National-Regional Key Technology Engineering Laboratory for Medical Ultrasound, School of Biomedical Engineering, Health Science Center, Shenzhen University, Shenzhen, China; Medical Ultrasound Image Computing (MUSIC) Laboratory, Shenzhen University, Shenzhen, China.
Department of Ultrasound, Luohu People's Hospital, Shenzhen, China.
Med Image Anal. 2021 Aug;72:102119. doi: 10.1016/j.media.2021.102119. Epub 2021 May 31.
3D ultrasound (US) has become prevalent due to its rich spatial and diagnostic information not contained in 2D US. Moreover, 3D US can contain multiple standard planes (SPs) in one shot. Thus, automatically localizing SPs in 3D US has the potential to improve user-independence and scanning-efficiency. However, manual SP localization in 3D US is challenging because of the low image quality, huge search space and large anatomical variability. In this work, we propose a novel multi-agent reinforcement learning (MARL) framework to simultaneously localize multiple SPs in 3D US. Our contribution is four-fold. First, our proposed method is general and it can accurately localize multiple SPs in different challenging US datasets. Second, we equip the MARL system with a recurrent neural network (RNN) based collaborative module, which can strengthen the communication among agents and learn the spatial relationship among planes effectively. Third, we explore to adopt the neural architecture search (NAS) to automatically design the network architecture of both the agents and the collaborative module. Last, we believe we are the first to realize automatic SP localization in pelvic US volumes, and note that our approach can handle both normal and abnormal uterus cases. Extensively validated on two challenging datasets of the uterus and fetal brain, our proposed method achieves the average localization accuracy of 7.03/1.59mm and 9.75/1.19mm. Experimental results show that our light-weight MARL model has higher accuracy than state-of-the-art methods.

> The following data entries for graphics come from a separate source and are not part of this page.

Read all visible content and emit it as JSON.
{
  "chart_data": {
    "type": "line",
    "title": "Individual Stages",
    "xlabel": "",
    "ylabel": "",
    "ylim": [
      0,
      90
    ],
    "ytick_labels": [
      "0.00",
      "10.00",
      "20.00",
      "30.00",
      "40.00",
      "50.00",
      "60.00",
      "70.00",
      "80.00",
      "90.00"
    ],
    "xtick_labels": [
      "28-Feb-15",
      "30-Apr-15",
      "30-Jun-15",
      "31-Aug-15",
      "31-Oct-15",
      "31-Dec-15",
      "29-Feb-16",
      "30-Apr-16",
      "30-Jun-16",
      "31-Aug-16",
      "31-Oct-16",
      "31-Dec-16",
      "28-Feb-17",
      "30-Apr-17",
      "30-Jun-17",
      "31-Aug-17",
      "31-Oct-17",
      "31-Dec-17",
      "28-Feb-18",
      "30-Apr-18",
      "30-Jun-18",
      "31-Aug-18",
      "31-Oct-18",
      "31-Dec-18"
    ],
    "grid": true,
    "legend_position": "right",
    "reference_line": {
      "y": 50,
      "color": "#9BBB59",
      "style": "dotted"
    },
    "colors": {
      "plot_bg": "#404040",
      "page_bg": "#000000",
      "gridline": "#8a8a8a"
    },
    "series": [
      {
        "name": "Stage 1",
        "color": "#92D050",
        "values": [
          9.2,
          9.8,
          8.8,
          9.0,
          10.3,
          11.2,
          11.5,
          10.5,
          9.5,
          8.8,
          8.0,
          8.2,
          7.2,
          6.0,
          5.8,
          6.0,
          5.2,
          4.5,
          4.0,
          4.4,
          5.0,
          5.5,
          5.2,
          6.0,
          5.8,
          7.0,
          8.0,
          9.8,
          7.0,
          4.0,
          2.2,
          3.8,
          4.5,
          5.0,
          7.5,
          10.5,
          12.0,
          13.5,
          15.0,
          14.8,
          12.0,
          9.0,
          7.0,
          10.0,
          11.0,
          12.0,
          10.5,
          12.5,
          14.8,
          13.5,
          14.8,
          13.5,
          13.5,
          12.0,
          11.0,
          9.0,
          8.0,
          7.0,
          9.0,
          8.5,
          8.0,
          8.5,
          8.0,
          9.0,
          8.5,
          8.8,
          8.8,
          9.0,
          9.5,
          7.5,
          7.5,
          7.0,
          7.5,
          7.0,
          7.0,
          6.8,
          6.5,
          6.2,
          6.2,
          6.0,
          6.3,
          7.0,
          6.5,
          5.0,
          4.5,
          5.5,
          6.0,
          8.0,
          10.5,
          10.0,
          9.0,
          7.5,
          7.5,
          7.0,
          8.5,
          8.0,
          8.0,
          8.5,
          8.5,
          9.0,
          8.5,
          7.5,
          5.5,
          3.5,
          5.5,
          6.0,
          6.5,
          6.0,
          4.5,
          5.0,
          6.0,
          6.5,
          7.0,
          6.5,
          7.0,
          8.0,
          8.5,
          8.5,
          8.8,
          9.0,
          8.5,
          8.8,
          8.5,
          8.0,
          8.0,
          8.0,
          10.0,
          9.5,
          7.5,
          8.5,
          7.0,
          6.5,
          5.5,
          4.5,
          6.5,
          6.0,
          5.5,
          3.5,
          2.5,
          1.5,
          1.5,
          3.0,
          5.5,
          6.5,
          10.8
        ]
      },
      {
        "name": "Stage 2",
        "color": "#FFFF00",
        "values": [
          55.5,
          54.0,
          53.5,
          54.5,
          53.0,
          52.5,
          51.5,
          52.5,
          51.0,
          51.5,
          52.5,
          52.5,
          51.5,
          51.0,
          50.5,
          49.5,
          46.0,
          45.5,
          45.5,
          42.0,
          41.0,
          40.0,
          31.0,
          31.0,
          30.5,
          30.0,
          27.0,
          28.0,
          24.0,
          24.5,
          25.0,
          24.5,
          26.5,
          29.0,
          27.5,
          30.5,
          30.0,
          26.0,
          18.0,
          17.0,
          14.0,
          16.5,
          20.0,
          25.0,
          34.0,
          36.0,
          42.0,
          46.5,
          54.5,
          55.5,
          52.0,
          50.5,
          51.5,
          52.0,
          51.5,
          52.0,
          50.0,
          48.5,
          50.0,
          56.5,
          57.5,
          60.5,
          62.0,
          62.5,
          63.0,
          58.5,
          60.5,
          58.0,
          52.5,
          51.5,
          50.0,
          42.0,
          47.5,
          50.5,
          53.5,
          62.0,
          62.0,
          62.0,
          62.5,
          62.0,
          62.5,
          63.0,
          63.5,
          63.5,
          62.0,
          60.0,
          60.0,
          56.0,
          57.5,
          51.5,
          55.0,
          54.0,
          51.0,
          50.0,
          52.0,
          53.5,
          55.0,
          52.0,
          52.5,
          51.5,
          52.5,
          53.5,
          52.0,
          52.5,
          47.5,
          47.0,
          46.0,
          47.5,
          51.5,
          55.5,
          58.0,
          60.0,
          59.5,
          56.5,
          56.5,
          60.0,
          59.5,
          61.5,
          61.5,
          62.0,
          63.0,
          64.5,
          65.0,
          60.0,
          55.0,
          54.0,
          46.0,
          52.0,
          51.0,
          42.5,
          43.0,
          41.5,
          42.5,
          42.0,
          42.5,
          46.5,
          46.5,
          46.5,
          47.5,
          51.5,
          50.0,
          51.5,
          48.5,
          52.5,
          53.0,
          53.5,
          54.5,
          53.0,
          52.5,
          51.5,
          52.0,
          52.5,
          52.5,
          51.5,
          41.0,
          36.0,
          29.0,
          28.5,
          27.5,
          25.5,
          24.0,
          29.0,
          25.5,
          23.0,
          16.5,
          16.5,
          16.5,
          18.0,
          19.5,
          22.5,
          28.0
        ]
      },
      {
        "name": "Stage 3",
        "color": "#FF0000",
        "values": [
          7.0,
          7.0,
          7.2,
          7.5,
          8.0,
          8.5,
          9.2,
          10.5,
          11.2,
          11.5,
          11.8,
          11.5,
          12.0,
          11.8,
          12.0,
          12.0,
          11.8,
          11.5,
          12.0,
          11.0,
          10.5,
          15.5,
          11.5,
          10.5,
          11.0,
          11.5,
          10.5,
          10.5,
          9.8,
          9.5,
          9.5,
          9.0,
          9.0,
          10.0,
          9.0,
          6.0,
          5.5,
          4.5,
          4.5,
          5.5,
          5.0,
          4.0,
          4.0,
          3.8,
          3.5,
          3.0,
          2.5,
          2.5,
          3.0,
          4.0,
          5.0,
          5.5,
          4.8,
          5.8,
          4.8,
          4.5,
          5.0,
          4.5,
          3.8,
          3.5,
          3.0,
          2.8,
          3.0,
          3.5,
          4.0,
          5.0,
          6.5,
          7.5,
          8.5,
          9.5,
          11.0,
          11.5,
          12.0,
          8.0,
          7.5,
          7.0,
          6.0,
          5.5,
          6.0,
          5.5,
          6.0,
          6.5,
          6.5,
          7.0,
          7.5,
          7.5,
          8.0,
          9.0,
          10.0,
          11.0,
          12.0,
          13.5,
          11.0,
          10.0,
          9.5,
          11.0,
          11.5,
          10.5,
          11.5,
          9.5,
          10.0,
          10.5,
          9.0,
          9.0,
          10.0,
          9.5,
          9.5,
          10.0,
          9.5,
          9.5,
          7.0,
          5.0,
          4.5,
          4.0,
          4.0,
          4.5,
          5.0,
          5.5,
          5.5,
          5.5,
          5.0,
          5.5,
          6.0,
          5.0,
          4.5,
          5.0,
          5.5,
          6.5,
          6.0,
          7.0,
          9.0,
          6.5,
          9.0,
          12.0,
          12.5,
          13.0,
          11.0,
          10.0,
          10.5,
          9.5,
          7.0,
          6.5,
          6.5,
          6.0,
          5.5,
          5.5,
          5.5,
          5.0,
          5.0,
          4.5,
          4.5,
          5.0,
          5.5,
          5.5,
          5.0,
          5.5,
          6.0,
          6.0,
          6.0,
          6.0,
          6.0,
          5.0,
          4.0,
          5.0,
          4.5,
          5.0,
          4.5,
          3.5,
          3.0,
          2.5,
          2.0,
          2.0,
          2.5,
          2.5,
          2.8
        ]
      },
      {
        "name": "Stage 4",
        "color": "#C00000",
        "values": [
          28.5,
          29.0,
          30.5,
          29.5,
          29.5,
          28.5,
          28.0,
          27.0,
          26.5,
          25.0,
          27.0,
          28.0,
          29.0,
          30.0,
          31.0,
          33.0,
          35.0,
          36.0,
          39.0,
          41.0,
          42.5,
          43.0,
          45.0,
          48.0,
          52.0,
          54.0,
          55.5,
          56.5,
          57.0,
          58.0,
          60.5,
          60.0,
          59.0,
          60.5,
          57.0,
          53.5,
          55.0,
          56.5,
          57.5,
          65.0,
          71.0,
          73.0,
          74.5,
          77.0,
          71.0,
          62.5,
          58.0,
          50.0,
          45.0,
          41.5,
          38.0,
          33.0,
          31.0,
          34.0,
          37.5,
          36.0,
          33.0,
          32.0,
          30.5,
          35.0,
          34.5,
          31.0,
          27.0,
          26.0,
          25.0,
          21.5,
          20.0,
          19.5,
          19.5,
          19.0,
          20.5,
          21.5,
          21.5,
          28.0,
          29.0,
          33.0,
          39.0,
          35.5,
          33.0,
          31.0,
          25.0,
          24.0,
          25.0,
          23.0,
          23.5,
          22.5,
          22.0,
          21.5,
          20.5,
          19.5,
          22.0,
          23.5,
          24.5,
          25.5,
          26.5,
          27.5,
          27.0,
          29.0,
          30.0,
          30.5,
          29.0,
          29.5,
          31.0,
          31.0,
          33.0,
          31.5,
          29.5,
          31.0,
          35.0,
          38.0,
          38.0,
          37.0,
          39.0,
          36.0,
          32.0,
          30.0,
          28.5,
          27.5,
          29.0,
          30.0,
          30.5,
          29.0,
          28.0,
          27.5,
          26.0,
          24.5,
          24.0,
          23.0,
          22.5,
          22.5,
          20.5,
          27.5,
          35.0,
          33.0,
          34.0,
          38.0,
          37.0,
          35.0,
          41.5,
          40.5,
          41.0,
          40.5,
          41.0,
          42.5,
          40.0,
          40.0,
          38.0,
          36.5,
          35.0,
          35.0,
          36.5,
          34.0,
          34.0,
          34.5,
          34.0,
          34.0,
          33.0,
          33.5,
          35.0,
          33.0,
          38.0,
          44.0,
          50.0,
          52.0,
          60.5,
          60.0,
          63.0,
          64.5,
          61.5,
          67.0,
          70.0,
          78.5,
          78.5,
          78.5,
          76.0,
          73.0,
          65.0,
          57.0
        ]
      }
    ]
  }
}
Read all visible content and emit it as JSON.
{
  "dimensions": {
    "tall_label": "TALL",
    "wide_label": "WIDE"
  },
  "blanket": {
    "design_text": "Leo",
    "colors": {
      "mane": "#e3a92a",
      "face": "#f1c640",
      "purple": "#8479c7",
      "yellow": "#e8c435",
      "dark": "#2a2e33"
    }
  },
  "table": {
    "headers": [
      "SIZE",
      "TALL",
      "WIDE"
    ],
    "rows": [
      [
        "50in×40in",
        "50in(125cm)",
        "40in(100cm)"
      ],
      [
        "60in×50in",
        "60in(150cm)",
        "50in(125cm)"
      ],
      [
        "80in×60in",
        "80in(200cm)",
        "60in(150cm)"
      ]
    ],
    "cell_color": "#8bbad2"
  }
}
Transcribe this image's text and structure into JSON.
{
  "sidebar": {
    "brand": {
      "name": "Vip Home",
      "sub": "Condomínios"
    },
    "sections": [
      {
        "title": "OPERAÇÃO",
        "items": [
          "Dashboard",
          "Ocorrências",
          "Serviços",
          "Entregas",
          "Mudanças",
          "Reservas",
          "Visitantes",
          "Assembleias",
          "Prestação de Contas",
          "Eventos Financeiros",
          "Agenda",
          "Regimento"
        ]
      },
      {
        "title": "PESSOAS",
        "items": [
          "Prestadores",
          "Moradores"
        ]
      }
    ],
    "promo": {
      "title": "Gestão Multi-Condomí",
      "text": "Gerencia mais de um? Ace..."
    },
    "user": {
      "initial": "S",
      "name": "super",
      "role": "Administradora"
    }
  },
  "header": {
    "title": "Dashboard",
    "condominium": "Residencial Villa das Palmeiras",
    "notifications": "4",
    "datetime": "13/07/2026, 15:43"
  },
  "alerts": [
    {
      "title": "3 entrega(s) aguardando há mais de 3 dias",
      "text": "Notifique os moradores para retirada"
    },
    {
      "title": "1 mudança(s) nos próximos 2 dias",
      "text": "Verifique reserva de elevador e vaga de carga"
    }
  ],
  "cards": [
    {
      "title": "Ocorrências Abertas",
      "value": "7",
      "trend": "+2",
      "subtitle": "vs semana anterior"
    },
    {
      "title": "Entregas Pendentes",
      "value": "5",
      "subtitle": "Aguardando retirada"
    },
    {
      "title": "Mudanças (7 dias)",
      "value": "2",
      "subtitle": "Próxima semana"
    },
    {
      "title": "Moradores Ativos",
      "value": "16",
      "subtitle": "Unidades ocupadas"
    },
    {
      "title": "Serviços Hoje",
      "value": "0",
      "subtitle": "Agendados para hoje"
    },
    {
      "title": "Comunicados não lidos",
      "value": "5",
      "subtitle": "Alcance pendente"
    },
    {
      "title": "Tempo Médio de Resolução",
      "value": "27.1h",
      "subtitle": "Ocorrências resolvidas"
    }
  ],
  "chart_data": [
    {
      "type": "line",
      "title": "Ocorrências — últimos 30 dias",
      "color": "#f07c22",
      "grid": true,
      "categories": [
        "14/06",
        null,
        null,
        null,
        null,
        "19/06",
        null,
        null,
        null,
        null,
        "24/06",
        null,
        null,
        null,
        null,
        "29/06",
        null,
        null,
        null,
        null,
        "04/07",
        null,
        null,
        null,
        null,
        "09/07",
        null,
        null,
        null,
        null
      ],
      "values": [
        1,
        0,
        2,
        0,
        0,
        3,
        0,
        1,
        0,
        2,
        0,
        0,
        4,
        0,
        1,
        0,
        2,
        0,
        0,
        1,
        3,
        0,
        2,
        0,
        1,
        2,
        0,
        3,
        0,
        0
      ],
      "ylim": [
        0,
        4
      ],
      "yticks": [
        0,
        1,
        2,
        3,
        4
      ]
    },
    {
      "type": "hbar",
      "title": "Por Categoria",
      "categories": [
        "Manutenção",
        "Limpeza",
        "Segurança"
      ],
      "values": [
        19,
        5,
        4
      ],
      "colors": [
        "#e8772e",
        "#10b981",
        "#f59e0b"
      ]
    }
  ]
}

3D 超声(US)因其包含 2D US 中所没有的丰富空间和诊断信息而变得流行。此外,3D US 可以在一次拍摄中包含多个标准平面(SP)。因此,自动定位 3D US 中的 SP 有可能提高用户独立性和扫描效率。然而,由于图像质量低、搜索空间大以及解剖结构变化大,手动定位 3D US 中的 SP 具有挑战性。在这项工作中,我们提出了一种新的多智能体强化学习(MARL)框架,用于同时定位 3D US 中的多个 SP。我们的贡献有四点。首先,我们提出的方法具有通用性,可以准确地定位不同具有挑战性的 US 数据集的多个 SP。其次,我们为 MARL 系统配备了基于循环神经网络(RNN)的协作模块,该模块可以加强代理之间的通信并有效地学习平面之间的空间关系。第三,我们探索采用神经结构搜索(NAS)自动设计代理和协作模块的网络结构。最后,我们相信我们是第一个实现骨盆 US 容积中自动 SP 定位的人,并注意到我们的方法可以处理正常和异常子宫的情况。在子宫和胎儿大脑的两个具有挑战性的数据集上进行了广泛验证,我们提出的方法的平均定位精度分别为 7.03/1.59mm 和 9.75/1.19mm。实验结果表明,我们的轻量级 MARL 模型比最先进的方法具有更高的准确性。